- Where to find it: Castilla y León, Castilla La Mancha, Catalunya
- Taste profile: Light bodied, red fruit, pepper
- Food pairing: BBQ meat, roast pork or vegetables, lamb stews and ragus.
What is Syrah and where is it found?
Syrah is a popular red grape variety originally from the Rhône Valley in France. It has a beautiful deep colour and high tannins, and works well in warmer climates, producing a variety of different styles depending on where it is grown. In cooler climates, Syrah wines will tend to be more peppery, while warmer climate wines will be rounder, smoother and richer.
Syrah was exported to "New World" wine producing countries like Australia, Argentina, Chile, South Africa or the US and is now often referred to as an "international" variety. Globally, there are about 200,000 hectares of Syrah planted (ie about the sixth most popular variety) and there’s lots in Australia where they call it Shiraz and it accounts for about a quarter of all vines planted.
In Spain, Syrah vineyards cover about 20,000 hectares. That's about 2% of Spain's total vineyard area. You’ll find it planted mostly in "the two Castilles" (Castilla y León and Castilla La Mancha) and Catalunya.
Syrah’s main characteristics
Syrah is a quite a vigorous variety, meaning it can produce lots of fruit, and has a relatively short growing cycle. In cooler climates it can have trouble ripening, so you’ll tend to see it more in milder or warmer regions. As a single varietal, its most famously found in the Hermitage appellation in the northern Rhône in France, and it’s also a key component of the famous GSM – Garnacha, Syrah, Mourvèdre – blend popular in the southern Rhône.

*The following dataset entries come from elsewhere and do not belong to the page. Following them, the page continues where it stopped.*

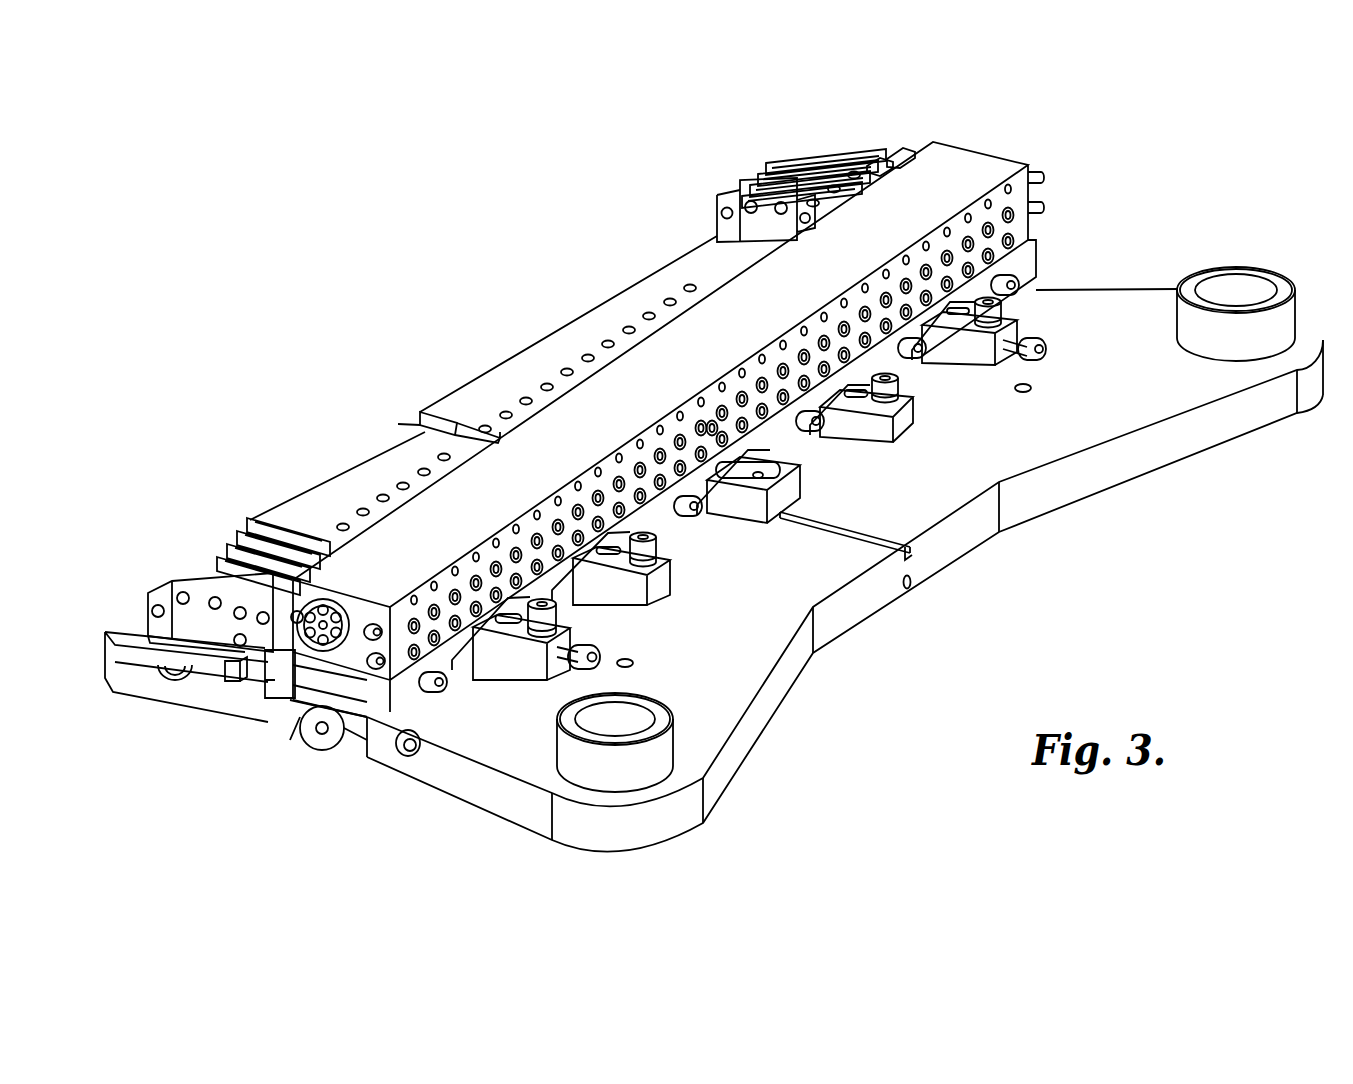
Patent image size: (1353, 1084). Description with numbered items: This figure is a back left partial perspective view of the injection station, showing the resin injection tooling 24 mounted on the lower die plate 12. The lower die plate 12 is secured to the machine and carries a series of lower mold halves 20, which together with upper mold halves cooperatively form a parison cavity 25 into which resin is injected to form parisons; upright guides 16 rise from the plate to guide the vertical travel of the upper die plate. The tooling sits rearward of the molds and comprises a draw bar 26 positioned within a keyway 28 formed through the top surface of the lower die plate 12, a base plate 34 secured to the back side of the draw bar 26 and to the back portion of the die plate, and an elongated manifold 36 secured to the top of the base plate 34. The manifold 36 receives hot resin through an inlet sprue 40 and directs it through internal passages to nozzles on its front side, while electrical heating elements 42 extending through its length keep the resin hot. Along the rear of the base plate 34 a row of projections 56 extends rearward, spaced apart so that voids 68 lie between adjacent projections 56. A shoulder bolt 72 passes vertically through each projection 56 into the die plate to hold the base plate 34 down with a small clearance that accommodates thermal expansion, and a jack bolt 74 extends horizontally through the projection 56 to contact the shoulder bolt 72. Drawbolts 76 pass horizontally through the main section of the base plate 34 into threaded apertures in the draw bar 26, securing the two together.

The lower die plate 12 is at (640, 833).
The upright guides 16 is at (677, 743).
The lower mold half 20 is at (723, 230).
The resin injection tooling 24 is at (750, 563).
The parison cavity 25 is at (843, 190).
The draw bar 26 is at (277, 667).
The keyway 28 is at (272, 690).
The base plate 34 is at (360, 690).
The manifold 36 is at (952, 150).
The inlet sprue 40 is at (712, 421).
The heating elements 42 is at (372, 632).
The projections 56 is at (543, 657).
The voids 68 is at (1024, 379).
The shoulder bolt 72 is at (552, 617).
The jack bolt 74 is at (598, 664).
The drawbolts 76 is at (441, 690).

What does Syrah taste like?
Syrah is a very enticing, seductive grape which draws you in. Younger wines will have a core of red fruit like raspberries, but also blueberries, plum, sometimes a touch of pepper and spice. As the wine ages it often takes on more savoury, earthy aromas. There’s also a marked difference between the slightly less intense, more mineral and savoury Rhône versions, and the bigger, meatier, more robust Shiraz wines from Australia.
Syrah is often referred to by winemakers as a naturally reductive variety, which means when you first open a bottle it can sometimes smell a little of phosphorus or "burnt match". This is normal and soon evaporates once the wine is poured into the glass and a little air gets into it.
Where can I try some Syrah?
Here in Spain it’s easier to find Syrah as part of a blend than on its own. That’s largely down to climate; Spain is just a little too hot for the grape to show its finer, more subtle character on its own, and here you’ll more often see it blended with later ripening varieties like Monastrell or Garnacha to inject a bit of freshness and lift.
One interesting central Spain winery which does include Syrah in their range is Bodegas Canopy in DO Méntrida. Their Malpaso wine is made from 100% Syrah and is fermented with some of the stems kept in the mix to add some freshness.